Back in 2004 when I worked at a newly-founded hedge fund with the tech head of SAC capital's algo trading to replicate the profits they'd been making using statistical arbitrage models, I learned a very important lesson: If all you've got is conventional statistical methods, TAQ history and a good real-time market data feed, you're going to fail.
You either have "inside" sources at or near the traded entities or you have to spend an enormous amount of money to trade tiny price differences at milli-, micro- or nanoscale time intervals. And your models will have to wield stochastic computations at high speed. Now widely known as HFLL trading.
Of course, as everyone in the equity trading world now knows, there are only a handful of entities that can muster the talent and technology to consistently make money using only probability models. Or you incorporate things like sentiment from chat groups, news sources, other exogenous events that move markets.

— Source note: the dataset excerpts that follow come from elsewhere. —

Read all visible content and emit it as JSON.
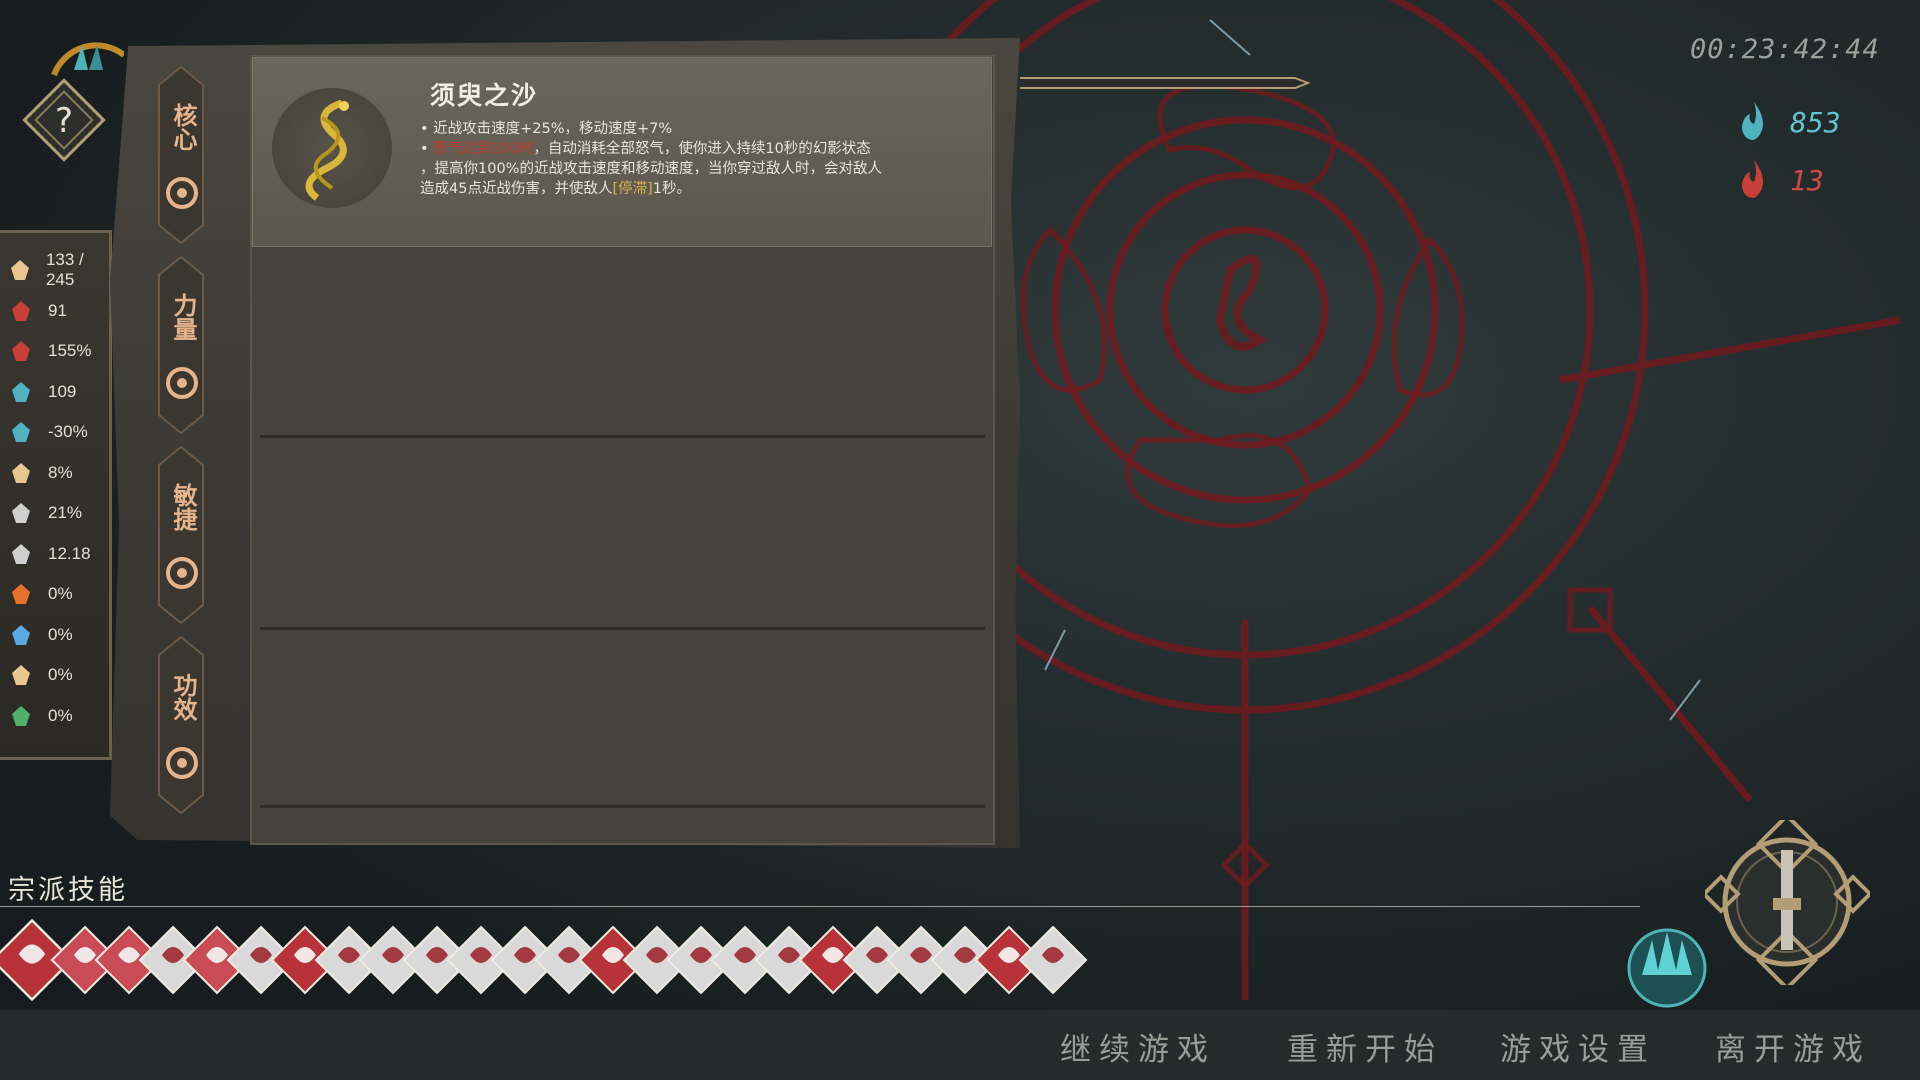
{
  "timer": "00:23:42:44",
  "resources": {
    "soul_value": "853",
    "blood_value": "13"
  },
  "stats": [
    {
      "icon": "heart-icon",
      "value": "133 / 245"
    },
    {
      "icon": "claw-attack-icon",
      "value": "91"
    },
    {
      "icon": "attack-speed-icon",
      "value": "155%"
    },
    {
      "icon": "ranged-attack-icon",
      "value": "109"
    },
    {
      "icon": "ranged-speed-icon",
      "value": "-30%"
    },
    {
      "icon": "crit-icon",
      "value": "8%"
    },
    {
      "icon": "shield-icon",
      "value": "21%"
    },
    {
      "icon": "boot-speed-icon",
      "value": "12.18"
    },
    {
      "icon": "fire-icon",
      "value": "0%"
    },
    {
      "icon": "frost-icon",
      "value": "0%"
    },
    {
      "icon": "lightning-icon",
      "value": "0%"
    },
    {
      "icon": "poison-icon",
      "value": "0%"
    }
  ],
  "categories": [
    {
      "label": "核心",
      "icon": "swirl-icon"
    },
    {
      "label": "力量",
      "icon": "fist-icon"
    },
    {
      "label": "敏捷",
      "icon": "running-icon"
    },
    {
      "label": "功效",
      "icon": "leaf-icon"
    }
  ],
  "skill": {
    "title": "须臾之沙",
    "line1": "• 近战攻击速度+25%，移动速度+7%",
    "line2_bullet": "• ",
    "line2_red": "怒气达到100时",
    "line2_rest": "，自动消耗全部怒气，使你进入持续10秒的幻影状态",
    "line3": "，提高你100%的近战攻击速度和移动速度，当你穿过敌人时，会对敌人",
    "line4_pre": "造成45点近战伤害，并使敌人",
    "line4_yellow": "[停滞]",
    "line4_post": "1秒。"
  },
  "sect": {
    "title": "宗派技能"
  },
  "menu": {
    "continue": "继续游戏",
    "restart": "重新开始",
    "settings": "游戏设置",
    "quit": "离开游戏"
  },
  "colors": {
    "accent_orange": "#e7b38a",
    "soul_cyan": "#5fc6cf",
    "blood_red": "#d24a45",
    "seal_red": "#7a1a1e"
  }
}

Crypto is largely dominated by gamblers, so-called "technical traders". This pseudo-probabalistic practice is largely a religion and not a science. And this is what is described here.
The net state of making money on crypto is trying to guess better why anything is happening. Although, there are changes. For instance, after Shi Jin Ping put the kabosh on ICOs and local coin trading in China, there was a big movement of Chinese money into BTC, ETH, etc. In other words, there was an observation of a non-statistical event or condition. But this was one-off and the effect subsided.
The only means of "investing" --as opposed to informed gambling-- in crypto is to believe demand will keep going up (eg., in proportion to the amount of dark money and contraband/laundering exchanged) or to look for the rare events as China's change of policy.
Everything else is "technical". In other words, there is generally no such thing as investing in crypto. So, good luck making real money.